Not only will the proposed FCC changes to how the Internet is distributed change how users consume the service, but now, individual providers are considering adding restrictive data caps onto plans to make sure users don’t enjoy the paid service too much.
According to Comcast executive vice president David Cohen, the company is discussing implementing tiered data caps across its network by 2019.
“I would predict that in 5 years Comcast at least would have a usage-based billing model rolled out across its footprint,” he said during a recent conference call. “But I would also predict that the vast majority of our customers would never be caught in the buying the additional buckets of usage, that we will always want to say the basic level of usage at a sufficiently high level that the vast majority of our customers are not implicated by the usage-based billing plan.”

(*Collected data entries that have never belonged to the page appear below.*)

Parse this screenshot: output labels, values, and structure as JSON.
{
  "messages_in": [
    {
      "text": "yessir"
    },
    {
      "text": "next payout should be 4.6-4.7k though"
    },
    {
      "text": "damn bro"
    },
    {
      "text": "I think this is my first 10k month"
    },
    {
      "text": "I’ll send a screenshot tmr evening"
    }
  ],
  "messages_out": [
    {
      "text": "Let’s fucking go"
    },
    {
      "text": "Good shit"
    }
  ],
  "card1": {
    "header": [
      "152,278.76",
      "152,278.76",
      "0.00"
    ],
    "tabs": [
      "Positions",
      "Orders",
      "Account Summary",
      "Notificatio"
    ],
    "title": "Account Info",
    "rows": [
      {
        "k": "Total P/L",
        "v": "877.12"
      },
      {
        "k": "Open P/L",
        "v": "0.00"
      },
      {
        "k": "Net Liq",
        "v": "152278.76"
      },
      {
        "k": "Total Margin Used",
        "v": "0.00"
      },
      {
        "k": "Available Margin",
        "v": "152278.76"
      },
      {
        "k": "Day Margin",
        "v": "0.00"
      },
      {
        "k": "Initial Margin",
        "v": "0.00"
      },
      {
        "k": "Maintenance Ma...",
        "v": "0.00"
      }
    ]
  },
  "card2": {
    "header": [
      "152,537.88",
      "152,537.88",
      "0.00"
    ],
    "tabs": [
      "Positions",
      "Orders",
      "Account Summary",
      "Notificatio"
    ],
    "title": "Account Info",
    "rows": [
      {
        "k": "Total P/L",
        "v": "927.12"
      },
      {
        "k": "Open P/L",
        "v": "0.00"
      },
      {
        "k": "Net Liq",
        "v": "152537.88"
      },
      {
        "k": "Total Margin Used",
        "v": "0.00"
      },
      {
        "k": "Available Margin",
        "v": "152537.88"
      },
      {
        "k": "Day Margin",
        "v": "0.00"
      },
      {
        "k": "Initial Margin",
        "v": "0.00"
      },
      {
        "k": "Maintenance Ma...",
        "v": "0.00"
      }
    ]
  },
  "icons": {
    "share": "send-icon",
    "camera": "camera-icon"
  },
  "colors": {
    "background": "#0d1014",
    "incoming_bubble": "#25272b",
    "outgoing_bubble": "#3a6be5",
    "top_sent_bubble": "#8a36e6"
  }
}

Though Cohen speculates that cap limits for downloads would be in the 350-500 GB range and only a few users would be impacted by the limits, the lower end of that limit is still awfully low for users who stream and download often.
For example, a high-definition Netflix movie uses roughly 3.6GB to stream. With companies like Microsoft and Sony looking to go digital with how games are provided, users who download the games rather than purchase the physical copies are looking at 40-60GB of usage per game download. The 350 GB limit may seem like a lot, but it adds up fast when you are a heavy consumer.
Comcast is currently trying to win approval for its purchase of Time Warner Cable. If approved, Comcast would then become the nation’s largest communications provider with an estimated 30% of all Americans as customers.